John's eyebrows rose. "Well, then, what do you want me to play?"

"Anything."

A mischievous smile lit his face. "Anything?" he asked.

A little warily, Elizabeth considered the lieutenant colonel before finally agreeing, "Anything you want."

"Alright." His fingers assumed a position on the neck of the guitar in what Elizabeth knew from John's instructing a moment previous, was a G chord. He drew the pick across the strings and began a fairly quick beat. After a moment, he added words in a surprisingly alright singing voice.

"I hear the train a-comin', it's rollin' 'round the bend," he sang. "And I ain't seen the sunshine since I don'know when…"

Surprised, Elizabeth's eyes widened and John stopped. "Whoa, what the heck was that?" she asked.

"Country," he answered. "Johnny Cash's Folsom Prison Blues, to be precise."

One of Elizabeth's eyebrows arched at him. "You listen to country?"

He shrugged. "Not really, but it's Johnny Cash… You absolutely can't dislike Johnny Cash."

Elizabeth shook her head at him. "How in the world can you sing a song about a train?"

"The song's not about a train, Elizabeth," he replied. "Not at all."

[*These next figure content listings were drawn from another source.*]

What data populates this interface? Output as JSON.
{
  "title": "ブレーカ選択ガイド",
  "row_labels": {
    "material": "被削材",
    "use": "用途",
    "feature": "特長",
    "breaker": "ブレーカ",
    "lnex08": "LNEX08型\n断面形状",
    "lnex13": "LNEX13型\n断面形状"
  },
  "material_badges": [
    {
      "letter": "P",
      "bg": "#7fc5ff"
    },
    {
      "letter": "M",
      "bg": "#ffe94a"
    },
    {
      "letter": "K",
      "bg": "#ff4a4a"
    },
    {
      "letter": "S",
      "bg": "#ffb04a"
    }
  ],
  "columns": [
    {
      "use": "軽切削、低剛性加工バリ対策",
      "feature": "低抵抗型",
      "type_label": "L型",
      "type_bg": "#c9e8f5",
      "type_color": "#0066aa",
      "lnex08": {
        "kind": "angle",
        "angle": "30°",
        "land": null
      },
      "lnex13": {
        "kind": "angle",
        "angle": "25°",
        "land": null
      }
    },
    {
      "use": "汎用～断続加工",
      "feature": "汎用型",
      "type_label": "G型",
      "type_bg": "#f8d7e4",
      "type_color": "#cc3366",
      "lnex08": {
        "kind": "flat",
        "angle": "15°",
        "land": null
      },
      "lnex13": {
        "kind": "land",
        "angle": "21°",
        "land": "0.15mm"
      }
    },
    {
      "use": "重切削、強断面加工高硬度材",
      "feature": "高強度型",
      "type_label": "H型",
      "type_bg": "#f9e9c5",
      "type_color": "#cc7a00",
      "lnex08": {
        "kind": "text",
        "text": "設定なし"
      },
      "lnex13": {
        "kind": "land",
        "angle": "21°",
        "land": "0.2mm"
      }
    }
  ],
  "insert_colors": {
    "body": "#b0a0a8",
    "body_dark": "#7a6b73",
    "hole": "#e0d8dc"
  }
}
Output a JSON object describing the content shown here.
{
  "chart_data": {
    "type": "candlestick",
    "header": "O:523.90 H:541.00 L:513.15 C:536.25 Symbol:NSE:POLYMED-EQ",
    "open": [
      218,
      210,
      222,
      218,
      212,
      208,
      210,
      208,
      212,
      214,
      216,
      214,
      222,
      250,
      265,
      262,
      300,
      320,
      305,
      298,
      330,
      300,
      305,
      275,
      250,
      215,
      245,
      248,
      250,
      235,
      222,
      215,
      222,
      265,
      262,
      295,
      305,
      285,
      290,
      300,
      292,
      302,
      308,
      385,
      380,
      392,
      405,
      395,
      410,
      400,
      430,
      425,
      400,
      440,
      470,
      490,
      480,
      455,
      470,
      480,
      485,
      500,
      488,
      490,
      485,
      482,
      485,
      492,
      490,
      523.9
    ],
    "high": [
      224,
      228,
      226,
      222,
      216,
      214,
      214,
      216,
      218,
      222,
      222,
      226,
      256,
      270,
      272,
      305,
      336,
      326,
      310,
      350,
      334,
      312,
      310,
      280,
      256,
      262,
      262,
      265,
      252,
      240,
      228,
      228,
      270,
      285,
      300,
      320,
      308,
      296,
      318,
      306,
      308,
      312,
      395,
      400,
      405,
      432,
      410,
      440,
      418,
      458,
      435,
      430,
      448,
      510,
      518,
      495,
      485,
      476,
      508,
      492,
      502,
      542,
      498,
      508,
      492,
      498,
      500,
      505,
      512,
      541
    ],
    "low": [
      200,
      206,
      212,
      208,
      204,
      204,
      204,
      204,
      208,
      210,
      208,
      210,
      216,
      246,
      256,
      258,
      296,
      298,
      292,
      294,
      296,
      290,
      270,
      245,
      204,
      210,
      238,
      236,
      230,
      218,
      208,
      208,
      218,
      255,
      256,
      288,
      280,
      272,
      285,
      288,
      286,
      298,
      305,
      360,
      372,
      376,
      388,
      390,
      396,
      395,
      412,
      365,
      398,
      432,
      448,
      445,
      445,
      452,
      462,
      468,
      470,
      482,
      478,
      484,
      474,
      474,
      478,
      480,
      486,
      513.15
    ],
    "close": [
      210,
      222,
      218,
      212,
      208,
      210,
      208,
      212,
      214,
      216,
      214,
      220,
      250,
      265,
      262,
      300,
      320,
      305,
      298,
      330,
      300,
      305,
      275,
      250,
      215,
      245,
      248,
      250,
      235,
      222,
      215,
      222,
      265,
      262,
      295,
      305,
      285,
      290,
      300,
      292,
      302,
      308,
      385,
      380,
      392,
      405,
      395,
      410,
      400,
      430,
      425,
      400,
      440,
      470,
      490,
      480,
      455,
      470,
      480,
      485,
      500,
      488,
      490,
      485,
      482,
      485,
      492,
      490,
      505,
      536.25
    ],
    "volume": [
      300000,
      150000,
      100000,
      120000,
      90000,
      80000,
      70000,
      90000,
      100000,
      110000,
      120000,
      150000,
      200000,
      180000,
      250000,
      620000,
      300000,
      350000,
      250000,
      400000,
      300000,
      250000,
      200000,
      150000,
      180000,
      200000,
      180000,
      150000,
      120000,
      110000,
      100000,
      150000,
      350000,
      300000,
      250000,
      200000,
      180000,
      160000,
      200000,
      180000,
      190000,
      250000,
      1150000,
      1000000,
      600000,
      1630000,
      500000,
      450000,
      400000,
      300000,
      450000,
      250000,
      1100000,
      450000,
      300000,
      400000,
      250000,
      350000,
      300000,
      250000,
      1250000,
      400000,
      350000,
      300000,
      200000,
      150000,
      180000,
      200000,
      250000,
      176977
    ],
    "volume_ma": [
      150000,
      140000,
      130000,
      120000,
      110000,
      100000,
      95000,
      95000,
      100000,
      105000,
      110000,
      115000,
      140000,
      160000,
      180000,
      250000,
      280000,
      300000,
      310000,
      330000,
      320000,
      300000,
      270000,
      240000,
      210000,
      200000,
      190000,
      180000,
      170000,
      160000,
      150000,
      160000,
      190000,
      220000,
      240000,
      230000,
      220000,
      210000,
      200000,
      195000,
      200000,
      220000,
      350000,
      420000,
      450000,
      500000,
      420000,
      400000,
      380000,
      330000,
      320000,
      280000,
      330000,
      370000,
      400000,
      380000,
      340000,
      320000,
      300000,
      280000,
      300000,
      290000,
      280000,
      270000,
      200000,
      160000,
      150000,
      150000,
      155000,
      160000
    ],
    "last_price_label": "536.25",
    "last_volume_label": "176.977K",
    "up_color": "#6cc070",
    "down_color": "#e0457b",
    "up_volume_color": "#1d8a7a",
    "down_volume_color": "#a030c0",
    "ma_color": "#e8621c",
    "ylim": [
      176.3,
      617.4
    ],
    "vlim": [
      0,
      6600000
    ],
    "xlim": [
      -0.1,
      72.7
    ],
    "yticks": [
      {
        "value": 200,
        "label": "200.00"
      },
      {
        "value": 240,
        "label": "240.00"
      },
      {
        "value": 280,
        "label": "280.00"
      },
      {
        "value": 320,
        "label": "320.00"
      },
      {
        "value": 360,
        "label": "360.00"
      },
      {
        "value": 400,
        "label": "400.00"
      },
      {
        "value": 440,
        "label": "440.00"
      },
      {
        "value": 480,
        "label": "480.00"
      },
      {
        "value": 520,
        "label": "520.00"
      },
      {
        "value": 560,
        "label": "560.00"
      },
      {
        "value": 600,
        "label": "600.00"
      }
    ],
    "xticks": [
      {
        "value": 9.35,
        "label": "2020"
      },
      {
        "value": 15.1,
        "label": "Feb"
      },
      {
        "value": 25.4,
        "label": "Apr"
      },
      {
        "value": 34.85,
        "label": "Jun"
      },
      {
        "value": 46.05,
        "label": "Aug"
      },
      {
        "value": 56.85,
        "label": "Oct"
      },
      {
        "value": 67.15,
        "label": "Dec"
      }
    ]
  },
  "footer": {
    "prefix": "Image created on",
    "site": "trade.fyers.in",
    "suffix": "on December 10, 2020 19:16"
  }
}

"Well, then, what is it about?"

With a grin, John picked up right where he'd left off. "…I'm stuck in Folsom Prison, and time keeps dra-gin' on. But that train keeps a-rollin' on down to San Antone. When I was just a baby, my mama told me son, always be a good boy, don't ever play with guns. But I shot a man in Reno, just to watch him die… When—"

"Stop!" Elizabeth demanded. He did. "How can you sing that? 'I shot a man in Reno just to watch him die'?"

"Like this," John replied, picking up the tune again. "I shot—" When Elizabeth shot him a glare, he stopped again. "Really, Liz. It's country. That's just the way it is."